Olivier-SoulaPrésentez-nous votre ouvrage

 Mon roman « Juhelian » est à la fois l’histoire d’un garçon perdu et celle d’une enquête policière sombre. Le jeune garçon s’appelle Juhelian et décide un soir de fuguer de chez lui. Au même moment, des événements terrifiants se préparent dans la petite localité de Trennes-Les-Deux-Collines. L’enjeu du récit est le lien entre ce garçon et ces événements.

L’arrachement familial de Juhelian est ainsi le point de départ d’une aventure qui va basculer dans l’étrange et parfois l’horreur. Mais c’est aussi une histoire d’amitiés où la notion de famille sert de fil conducteur.

Pourquoi avoir écrit ce livre ?

 Cela fait un moment que j’écris mais je n’avais pas jusqu’ici trouvé une bonne manière d’écrire. C’est ma découverte récente de la littérature fantastique et de la liberté qu’elle offrait qui m’a libéré. Avec Juhelian je voulais écrire une histoire fantastique mais qui soit en même temps crédible. Et je voulais surtout que ce support fantastique serve à interroger notre monde contemporain. J’espère y avoir réussi.

À quel lecteur s’adresse votre ouvrage ?

 Je pense que mon ouvrage s’adresse d’abord aux lecteurs de littérature de terreur car l’ambiance de mon histoire est plutôt sombre. J’espère néanmoins que chacun pourra y trouver de l’intérêt mais c’est vrai que certaines scènes peuvent impressionner.

Quel message avez-vous voulu transmettre à travers ce livre ?

 Je ne crois pas qu’un roman doit transmettre un message. Il y a les essais ou les pamphlets pour ça. Ce qu’un roman transmet c’est ce que toute œuvre en général transmet : des impressions, des émotions. J’avais bien sûr quelques idées derrière la tête en écrivant, mais je ne voulais surtout pas que le lecteur reçoive un message. Qu’il soit ému, effrayé, qu’il pleure peut-être, ça oui. Mais je n’ai aucun message à lui donner.
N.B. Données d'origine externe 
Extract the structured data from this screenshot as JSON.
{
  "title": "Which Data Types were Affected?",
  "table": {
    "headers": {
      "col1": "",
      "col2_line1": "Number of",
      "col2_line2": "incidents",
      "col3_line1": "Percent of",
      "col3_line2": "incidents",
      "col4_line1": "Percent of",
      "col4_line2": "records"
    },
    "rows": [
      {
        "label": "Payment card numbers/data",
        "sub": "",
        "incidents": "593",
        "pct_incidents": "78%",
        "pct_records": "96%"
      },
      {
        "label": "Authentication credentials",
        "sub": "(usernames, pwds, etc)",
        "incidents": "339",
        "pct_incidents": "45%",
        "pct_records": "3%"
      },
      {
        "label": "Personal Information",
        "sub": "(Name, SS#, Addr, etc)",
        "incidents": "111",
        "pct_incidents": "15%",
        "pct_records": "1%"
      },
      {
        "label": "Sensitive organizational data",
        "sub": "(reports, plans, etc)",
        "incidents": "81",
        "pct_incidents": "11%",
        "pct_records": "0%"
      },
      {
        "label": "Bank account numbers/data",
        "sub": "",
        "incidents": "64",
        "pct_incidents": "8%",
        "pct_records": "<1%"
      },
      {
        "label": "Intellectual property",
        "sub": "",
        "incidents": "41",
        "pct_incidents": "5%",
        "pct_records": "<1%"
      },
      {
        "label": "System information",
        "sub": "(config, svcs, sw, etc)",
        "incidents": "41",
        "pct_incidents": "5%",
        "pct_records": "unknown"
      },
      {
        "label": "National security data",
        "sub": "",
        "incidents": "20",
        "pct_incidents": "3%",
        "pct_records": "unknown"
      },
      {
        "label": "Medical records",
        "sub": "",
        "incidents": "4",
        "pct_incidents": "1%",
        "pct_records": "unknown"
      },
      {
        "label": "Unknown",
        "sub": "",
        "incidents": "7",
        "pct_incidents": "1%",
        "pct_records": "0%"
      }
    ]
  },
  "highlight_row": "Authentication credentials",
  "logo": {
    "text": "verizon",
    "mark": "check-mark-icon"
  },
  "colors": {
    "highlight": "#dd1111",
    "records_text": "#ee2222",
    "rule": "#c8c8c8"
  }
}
Où puisez-vous votre inspiration ?

 La question de l’inspiration peut sembler un peu vertigineuse mais en réalité c’est quelque chose de simple : ce sont les œuvres qui nous ont nourris, un peu de notre vie, et notre quotidien aussi. Pour ma part, ce sont les œuvres – en littérature, au cinéma ou dans l’art en général – qui ont trait à l’imaginaire et à l’exploration du corps. Sur l’histoire de Juhelian en particulier, le point de départ a été un rêve. Et puis j’étais en train de lire des livres sur l’archéologie et la proto-histoire à ce moment. Tout cela s’est mélangé et a donné le livre que j’ai écrit.

Quels sont vos projets d’écriture pour l’avenir ?
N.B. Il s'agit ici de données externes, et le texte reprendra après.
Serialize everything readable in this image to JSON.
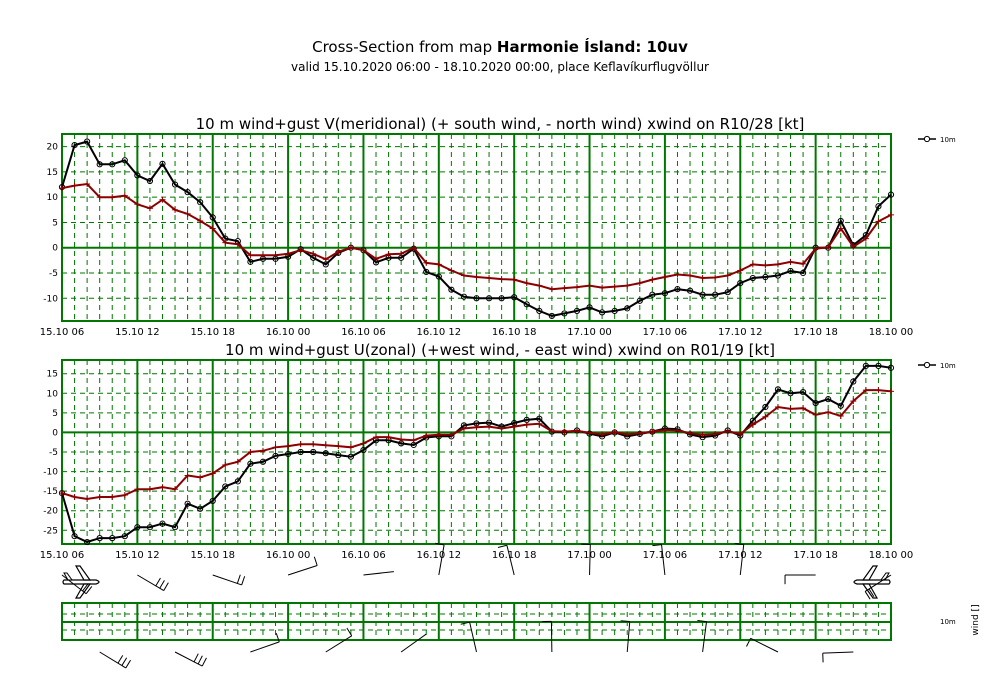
{
  "header": {
    "title_prefix": "Cross-Section from map ",
    "title_bold": "Harmonie Ísland: 10uv",
    "subtitle": "valid 15.10.2020 06:00 - 18.10.2020 00:00, place Keflavíkurflugvöllur"
  },
  "colors": {
    "grid": "#007700",
    "series_10m": "#000000",
    "series_gust": "#8b0000",
    "background": "#ffffff"
  },
  "x_ticks": [
    "15.10 06",
    "15.10 12",
    "15.10 18",
    "16.10 00",
    "16.10 06",
    "16.10 12",
    "16.10 18",
    "17.10 00",
    "17.10 06",
    "17.10 12",
    "17.10 18",
    "18.10 00"
  ],
  "chart_data": [
    {
      "type": "line",
      "title": "10 m wind+gust V(meridional) (+ south wind, - north wind) xwind on R10/28 [kt]",
      "legend": "10m",
      "x_start_hours": 0,
      "x_step_hours": 1,
      "xlim": [
        0,
        66
      ],
      "ylim": [
        -14.5,
        22.5
      ],
      "yticks": [
        20,
        15,
        10,
        5,
        0,
        -5,
        -10
      ],
      "series": [
        {
          "name": "10m",
          "values": [
            12,
            20.3,
            21,
            16.5,
            16.5,
            17.3,
            14.3,
            13.2,
            16.6,
            12.5,
            11,
            9,
            6,
            1.8,
            1.3,
            -2.8,
            -2.2,
            -2.2,
            -1.8,
            -0.3,
            -2,
            -3.3,
            -1,
            0,
            -0.5,
            -2.9,
            -2,
            -2,
            -0.2,
            -4.8,
            -5.7,
            -8.3,
            -9.7,
            -10,
            -10,
            -10,
            -9.8,
            -11.2,
            -12.5,
            -13.5,
            -13,
            -12.5,
            -11.8,
            -12.8,
            -12.5,
            -12,
            -10.5,
            -9.3,
            -9,
            -8.2,
            -8.5,
            -9.3,
            -9.3,
            -8.8,
            -7,
            -6,
            -5.8,
            -5.5,
            -4.6,
            -5,
            0,
            0,
            5.3,
            0.5,
            2.5,
            8.2,
            10.5
          ]
        },
        {
          "name": "gust",
          "values": [
            11.8,
            12.3,
            12.6,
            10,
            10,
            10.3,
            8.6,
            7.8,
            9.5,
            7.5,
            6.7,
            5.3,
            3.8,
            1,
            0.7,
            -1.5,
            -1.5,
            -1.5,
            -1.2,
            -0.5,
            -1.2,
            -2.3,
            -0.8,
            0,
            -0.5,
            -2.2,
            -1.3,
            -1.2,
            0,
            -3,
            -3.3,
            -4.5,
            -5.5,
            -5.8,
            -6,
            -6.2,
            -6.3,
            -7,
            -7.5,
            -8.2,
            -8,
            -7.8,
            -7.5,
            -7.9,
            -7.7,
            -7.5,
            -7,
            -6.3,
            -5.8,
            -5.3,
            -5.5,
            -6,
            -5.9,
            -5.5,
            -4.5,
            -3.3,
            -3.5,
            -3.3,
            -2.8,
            -3.2,
            -0.2,
            0.1,
            3.8,
            0.2,
            1.8,
            5.2,
            6.5
          ]
        }
      ]
    },
    {
      "type": "line",
      "title": "10 m wind+gust U(zonal) (+west wind, - east wind) xwind on R01/19 [kt]",
      "legend": "10m",
      "x_start_hours": 0,
      "x_step_hours": 1,
      "xlim": [
        0,
        66
      ],
      "ylim": [
        -28.5,
        18.5
      ],
      "yticks": [
        15,
        10,
        5,
        0,
        -5,
        -10,
        -15,
        -20,
        -25
      ],
      "series": [
        {
          "name": "10m",
          "values": [
            -15.5,
            -26.5,
            -28,
            -27,
            -27,
            -26.5,
            -24.2,
            -24.2,
            -23.3,
            -24.2,
            -18.2,
            -19.5,
            -17.5,
            -13.8,
            -12.5,
            -8,
            -7.5,
            -6,
            -5.5,
            -5,
            -5,
            -5.3,
            -5.8,
            -6.2,
            -4.5,
            -2,
            -2,
            -2.8,
            -3.2,
            -1.3,
            -1,
            -1,
            1.8,
            2.3,
            2.5,
            1.5,
            2.4,
            3.2,
            3.5,
            0.2,
            0,
            0.5,
            -0.3,
            -1,
            0,
            -1,
            -0.4,
            0.2,
            1,
            0.8,
            -0.5,
            -1.2,
            -0.8,
            0.5,
            -0.8,
            3,
            6.5,
            11,
            10,
            10.3,
            7.5,
            8.5,
            6.8,
            13,
            17,
            17,
            16.5
          ]
        },
        {
          "name": "gust",
          "values": [
            -15.5,
            -16.5,
            -17,
            -16.5,
            -16.5,
            -16,
            -14.5,
            -14.5,
            -14,
            -14.5,
            -11,
            -11.5,
            -10.5,
            -8.3,
            -7.5,
            -5,
            -4.7,
            -3.8,
            -3.5,
            -3,
            -3,
            -3.3,
            -3.5,
            -3.8,
            -2.8,
            -1.2,
            -1.2,
            -1.8,
            -2,
            -0.8,
            -0.6,
            -0.6,
            1,
            1.3,
            1.5,
            1,
            1.5,
            2,
            2.2,
            0.3,
            0.2,
            0.4,
            -0.1,
            -0.5,
            0.1,
            -0.5,
            -0.2,
            0.2,
            0.6,
            0.5,
            -0.2,
            -0.6,
            -0.4,
            0.3,
            -0.4,
            2,
            4,
            6.5,
            6,
            6.2,
            4.5,
            5.2,
            4.2,
            8,
            10.8,
            10.8,
            10.5
          ]
        }
      ]
    },
    {
      "type": "wind-barbs",
      "legend_label": "10m",
      "ylabel": "wind []",
      "barbs": [
        {
          "hour": 0,
          "icon": "airplane-left"
        },
        {
          "hour": 66,
          "icon": "airplane-right"
        }
      ]
    }
  ]
}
 Ce premier roman terminé et publié est pour moi le commencement d’un travail d’écriture plus régulier qu’auparavant. J’ai quelques idées pour un deuxième roman et j’ai depuis quelques temps des projets de nouvelles à écrire.

Un dernier mot pour les lecteurs ?

Et bien j’ai envie de partager un peu l’angoisse de l’auteur. Les lecteurs sont quelque chose de très particulier pour l’auteur car c’est eux qui d’une certaine manière viennent terminer l’ouvrage en le faisant exister, mais en même temps ils nient aussi le caractère singulier de la création car ils en dépossèdent l’auteur. J’espère que les lecteurs ont conscience de ce don de soi de l’auteur.